Voltage Gated Potassium Channel Related Drug Discovery Products
The biggest gene family of potassium (K+) channels, voltage-gated potassium (Kv) channels are important controllers of neuronal excitability. They are classified into 12 subfamilies, Kv1 through Kv12, and are encoded by 40 distinct genes in humans. Tetramers made up of four α-subunits surround an ion conduction pore in mammalian Kv channels. Six α-helical transmembrane domains (S1–S6), a membrane-reentering P loop between S5 and S6, and cytosolic N- and C-termini are all present in each α-subunit. The S1-S4 sequences are crucial for channel voltage sensing and gating, while four S5-P-S6 segments line the ion conduction pore. Creative Biolabs can offer voltage gated potassium channel related products to contribute to the success of drug discovery.
Overview of Voltage Gated Potassium Channel
In all body tissues and cells, Kv1 channels are widely expressed. The Kv1 family consists of eight members (Kv1.1 -- Kv1.8), both homo- and heteromultimers of which are possible. Since at least one Kv1.1 or Kv1.2 subunit is thought to be present in neuronal Kv1 channels, these two channels are thought to be targets for a variety of CNS illnesses. Other Kv1 family members, like Kv1.5 and Kv1.3, are located in peripheral organs like the heart, vasculature, and immune system, where they are targets for the creation of drugs to treat immunological and inflammatory illnesses, as well as cardiac arrhythmias.
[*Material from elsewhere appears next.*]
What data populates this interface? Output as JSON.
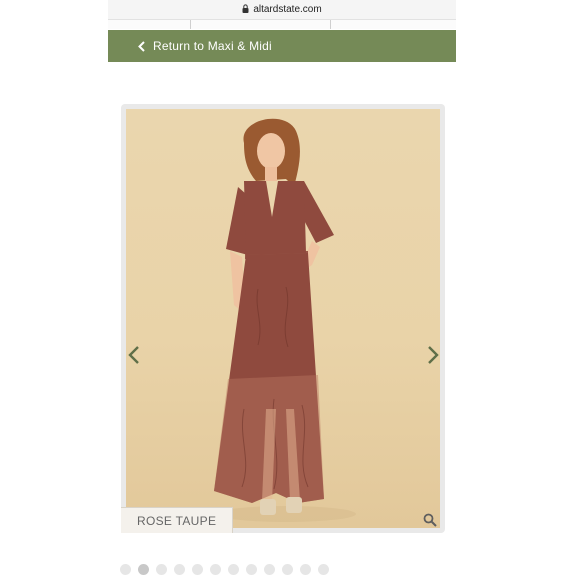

Numerous different types of cells and tissues, such as neurons, vascular smooth muscle, and secretory tissues, express members of the Kv2 family (Kv2.1–Kv2.2). Through heteromultimerization with'silent' Kv5, Kv6, Kv8, and Kv9 subunits, which alter expression, inactivation, and drug sensitivity, the function of potassium channels that contain Kv2 is modified. In neurons and pancreatic cells, secretory processes have been linked to Kv2.1 potassium channels. Insulin secretion is increased when Kv2.1 is inhibited by conventional inhibitors, suggesting a potential treatment approach for type 2 diabetes mellitus.
Muscle and many brain regions, including the cerebellum, express Kv3 voltage-gated potassium channels (Kv3.1–Kv3.4). Neurons can produce short action potentials at high frequencies thanks to the special biophysical characteristics of Kv3-type potassium channels, such as quick activation and fast inactivation. Kv3.4 is one member of the Kv3 family that has drawn interest as a possible therapeutic target. Kv3.4 contributes to a fast inactivating Kv current that is expressed in both skeletal muscle and neurons when co-assembled with the auxiliary component KCNE3. Periodic paralysis in muscles is related to changes in channel function brought on by KCNE3 mutations. Kv3.4 hyperactivity in the neurological system has been linked to Alzheimer's disease-related neuronal death brought on by β-amyloid peptides.
The heart (Ito) and nervous system (IA) both include relatively quickly inactivating potassium currents that are mediated by Kv4 channels (Kv4.1–Kv4.3). Kv4 channels frequently co-assemble with auxiliary subunits and scaffolding proteins, just like other Kv channels. Kv4.3 and Kv4.2 are key players in the early stages of action potential repolarization and contribute to the atrial and ventricular Ito currents in the heart. Kv4 channels are therefore possible targets for antiarrhythmic medications.
Five members make up the Kv7 family: Kv7.1 -- Kv7.5. While Kv7.2, 7.3, and 7.5 (KCNQ2, 3, and 5) are often expressed in neural tissue as well as in several smooth and skeletal muscle types, the first family member, Kv7.1 (KCNQ1), is mostly found in peripheral tissues, most notably heart and epithelia cells. Kv7.4 is only present in the inner ear and a few specific auditory nuclei, giving it a slightly more constrained expression profile.